Income Tax: Tax levied on both earned income (wages, salaries, commission) and unearned income (rents, interest, dividends). The important ones include:
Personal income tax, levied on incomes of individuals, households, partnerships, and sole-proprietorships.
Corporate income tax, levied on profits of incorporated firms.
2. Indirect Tax
This one’s a double whammy: It is essentially a tax on our expenditure, and includes customs, excise and service tax. You spend, you pay.
3. Union Excise Duty
Made in India? Still, no escape. This is a duty imposed on goods manufactured in the country.
4. Service Tax
Are you a service provider? Accountants, lawyers, IT professionals even chefs in a restaurant, everyone is familiar with this tax. This is what you pay to the government for services rendered.
5. Customs
Like to shop while you travel abroad? Beware what you bring back home. While those iPads may have been cheaper outside, Customs duty will ensure you don’t get away with it.
By levying a tax on imports, the government’s achieving two things – filling its coffers and protecting Indian industry.
6. VAT
Value-Added Tax (VAT) is a more efficient form of taxation. The idea is to tax a good or product only for the value it adds to the manufacturing inputs, and not the entire input cost. Therefore, VAT helps avoid a cascading of taxes as a product passes through different stages of production/value addition.
7. Goods and Services Tax
A uniform tax which is proposed to replace all above mentioned indirect taxes and combine goods and services under a standard fiscal regime. Basically, running around figuring out percentages of taxes imposed will soon get easier. Much easier.
8. Fiscal Deficit
The government often lives beyond its means. Sound familiar? We find ourselves in a similar situation too many times. The government then has to borrow money from the people and financial institutions to meet the shortfall.

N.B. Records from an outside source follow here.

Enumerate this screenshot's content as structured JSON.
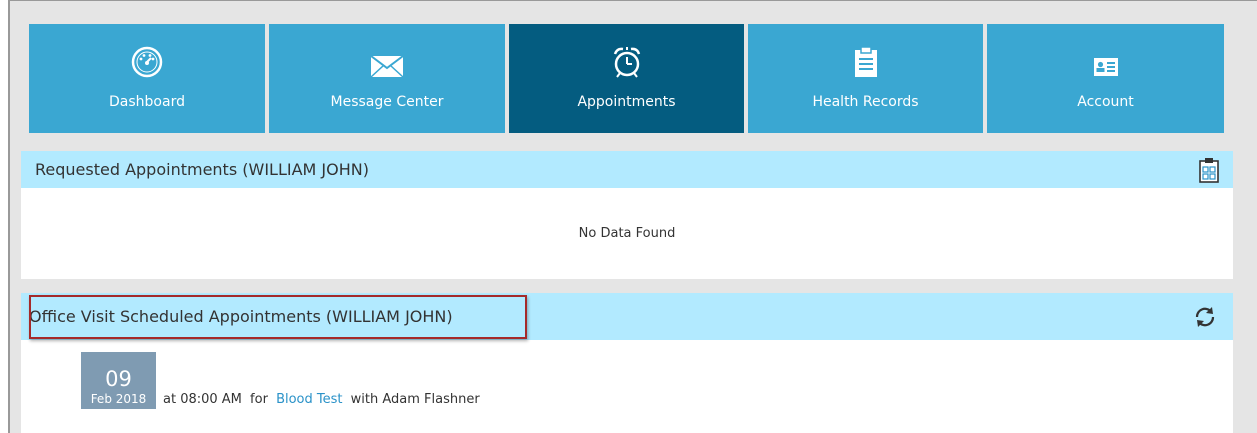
{
  "nav": {
    "tiles": [
      {
        "label": "Dashboard",
        "icon": "dashboard-gauge-icon",
        "active": false
      },
      {
        "label": "Message Center",
        "icon": "envelope-icon",
        "active": false
      },
      {
        "label": "Appointments",
        "icon": "alarm-clock-icon",
        "active": true
      },
      {
        "label": "Health Records",
        "icon": "clipboard-icon",
        "active": false
      },
      {
        "label": "Account",
        "icon": "id-card-icon",
        "active": false
      }
    ]
  },
  "requested": {
    "title": "Requested Appointments (WILLIAM JOHN)",
    "empty_text": "No Data Found",
    "icon": "calendar-clipboard-icon"
  },
  "scheduled": {
    "title": "Office Visit Scheduled Appointments (WILLIAM JOHN)",
    "icon": "refresh-icon",
    "appointment": {
      "day": "09",
      "month_year": "Feb 2018",
      "time_text": "at 08:00 AM",
      "for_text": "for",
      "service": "Blood Test",
      "with_text": "with Adam Flashner"
    }
  },
  "colors": {
    "tile": "#3aa7d2",
    "tile_active": "#045c80",
    "panel_header": "#b2eaff",
    "highlight": "#a52a2a",
    "link": "#2a92c8"
  }
}
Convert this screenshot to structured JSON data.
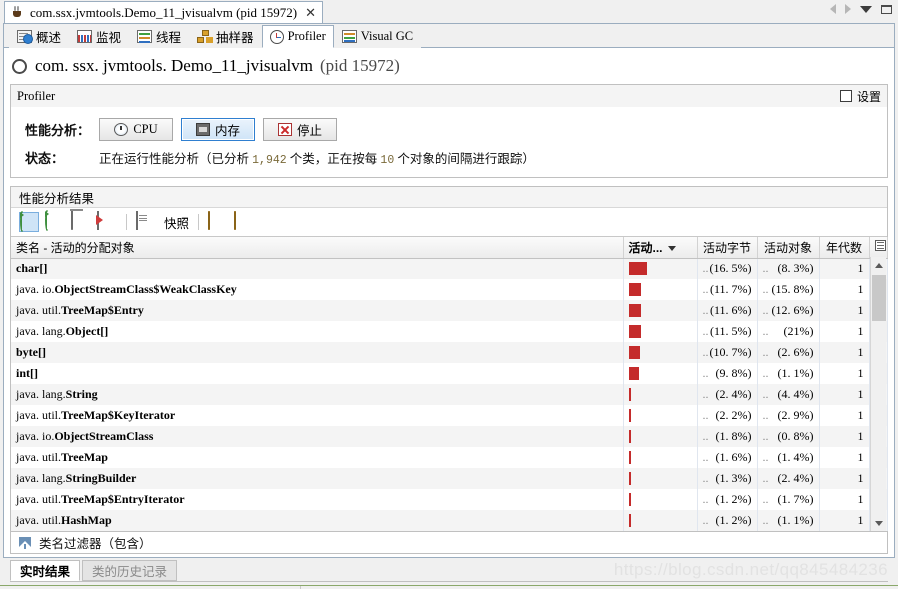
{
  "window": {
    "tab_title": "com.ssx.jvmtools.Demo_11_jvisualvm (pid 15972)",
    "close_label": "✕",
    "icon": "java-coffee-icon"
  },
  "view_tabs": [
    {
      "label": "概述",
      "icon": "overview-icon",
      "active": false
    },
    {
      "label": "监视",
      "icon": "monitor-icon",
      "active": false
    },
    {
      "label": "线程",
      "icon": "threads-icon",
      "active": false
    },
    {
      "label": "抽样器",
      "icon": "sampler-icon",
      "active": false
    },
    {
      "label": "Profiler",
      "icon": "profiler-icon",
      "active": true
    },
    {
      "label": "Visual GC",
      "icon": "visual-gc-icon",
      "active": false
    }
  ],
  "app_header": {
    "name": "com. ssx. jvmtools. Demo_11_jvisualvm",
    "pid": "(pid 15972)"
  },
  "subbar": {
    "title": "Profiler",
    "settings_label": "设置",
    "settings_checked": false
  },
  "profiling": {
    "row_label": "性能分析：",
    "buttons": [
      {
        "label": "CPU",
        "icon": "cpu-icon",
        "selected": false
      },
      {
        "label": "内存",
        "icon": "memory-icon",
        "selected": true
      },
      {
        "label": "停止",
        "icon": "stop-icon",
        "selected": false
      }
    ],
    "status_label": "状态：",
    "status_prefix": "正在运行性能分析（已分析 ",
    "status_classes": "1,942",
    "status_middle": " 个类，正在按每 ",
    "status_interval": "10",
    "status_suffix": " 个对象的间隔进行跟踪）"
  },
  "results": {
    "header": "性能分析结果",
    "toolbar": [
      {
        "name": "refresh-results-icon",
        "label": ""
      },
      {
        "name": "auto-refresh-icon",
        "label": ""
      },
      {
        "name": "reset-collected-results-icon",
        "label": ""
      },
      {
        "name": "export-icon",
        "label": ""
      },
      {
        "name": "snapshot-icon",
        "label": "快照"
      },
      {
        "name": "load-snapshot-icon",
        "label": ""
      },
      {
        "name": "save-snapshot-icon",
        "label": ""
      }
    ],
    "columns": [
      "类名 - 活动的分配对象",
      "活动...",
      "活动字节",
      "活动对象",
      "年代数"
    ],
    "sorted_column_index": 1,
    "rows": [
      {
        "pkg": "",
        "cls": "char[]",
        "bar_pct": 16.5,
        "bytes_pct": "(16. 5%)",
        "objects_pct": "(8. 3%)",
        "generations": "1"
      },
      {
        "pkg": "java. io.",
        "cls": "ObjectStreamClass$WeakClassKey",
        "bar_pct": 11.7,
        "bytes_pct": "(11. 7%)",
        "objects_pct": "(15. 8%)",
        "generations": "1"
      },
      {
        "pkg": "java. util.",
        "cls": "TreeMap$Entry",
        "bar_pct": 11.6,
        "bytes_pct": "(11. 6%)",
        "objects_pct": "(12. 6%)",
        "generations": "1"
      },
      {
        "pkg": "java. lang.",
        "cls": "Object[]",
        "bar_pct": 11.5,
        "bytes_pct": "(11. 5%)",
        "objects_pct": "(21%)",
        "generations": "1"
      },
      {
        "pkg": "",
        "cls": "byte[]",
        "bar_pct": 10.7,
        "bytes_pct": "(10. 7%)",
        "objects_pct": "(2. 6%)",
        "generations": "1"
      },
      {
        "pkg": "",
        "cls": "int[]",
        "bar_pct": 9.8,
        "bytes_pct": "(9. 8%)",
        "objects_pct": "(1. 1%)",
        "generations": "1"
      },
      {
        "pkg": "java. lang.",
        "cls": "String",
        "bar_pct": 2.4,
        "bytes_pct": "(2. 4%)",
        "objects_pct": "(4. 4%)",
        "generations": "1"
      },
      {
        "pkg": "java. util.",
        "cls": "TreeMap$KeyIterator",
        "bar_pct": 2.2,
        "bytes_pct": "(2. 2%)",
        "objects_pct": "(2. 9%)",
        "generations": "1"
      },
      {
        "pkg": "java. io.",
        "cls": "ObjectStreamClass",
        "bar_pct": 1.8,
        "bytes_pct": "(1. 8%)",
        "objects_pct": "(0. 8%)",
        "generations": "1"
      },
      {
        "pkg": "java. util.",
        "cls": "TreeMap",
        "bar_pct": 1.6,
        "bytes_pct": "(1. 6%)",
        "objects_pct": "(1. 4%)",
        "generations": "1"
      },
      {
        "pkg": "java. lang.",
        "cls": "StringBuilder",
        "bar_pct": 1.3,
        "bytes_pct": "(1. 3%)",
        "objects_pct": "(2. 4%)",
        "generations": "1"
      },
      {
        "pkg": "java. util.",
        "cls": "TreeMap$EntryIterator",
        "bar_pct": 1.2,
        "bytes_pct": "(1. 2%)",
        "objects_pct": "(1. 7%)",
        "generations": "1"
      },
      {
        "pkg": "java. util.",
        "cls": "HashMap",
        "bar_pct": 1.2,
        "bytes_pct": "(1. 2%)",
        "objects_pct": "(1. 1%)",
        "generations": "1"
      }
    ],
    "truncation_dots": ".."
  },
  "filter": {
    "placeholder": "类名过滤器（包含）",
    "icon": "filter-funnel-icon"
  },
  "bottom_tabs": [
    {
      "label": "实时结果",
      "active": true
    },
    {
      "label": "类的历史记录",
      "active": false
    }
  ],
  "watermark": "https://blog.csdn.net/qq845484236",
  "colors": {
    "bar": "#c42b2b",
    "accent": "#2f7fd0",
    "header_bg": "#f0f0f0"
  }
}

When a government’s total expenditures exceed the revenue that it generates, the excess borrowing is called fiscal deficit. It can’t be done away with completely, but if managed at around 3% of GDP, it’s cool.
9. Gross Domestic Product (GDP)
GDP is commonly used as an indicator of the economic health of a country, as well as to gauge a country’s standard of living.
If it’s above 6%, we are set for the new year.
10. Deficit and the GDP
It’s interesting to see where all this fits, in the larger economic picture. The Budget document mentions deficit as a percentage of GDP.
In absolute terms, the fiscal deficit may be large, but if it is small compared to the size of the economy, then it’s not such a bad thing after all.
There is an act known as the Fiscal Responsibilty and Budgetary Management Act ( FRBMA ), which sets targets for our deficits and specifies how much deficit can our economy handle safely.
11. Contingency Fund
As the name indicates, any urgent or unforeseen expenditure is met from this Rs 500-crore fund, which is at the disposal of the President. For desperate measures only.
12. Inflation
Inflation is a sustained increase in the general price level of goods and services in an economy over a period of time. Hurts, doesn’t it?
13. Disposable Income
It is the cash you have at hand after ALL the above mentioned taxes are deducted and adjusted. And now, you free to spend or save.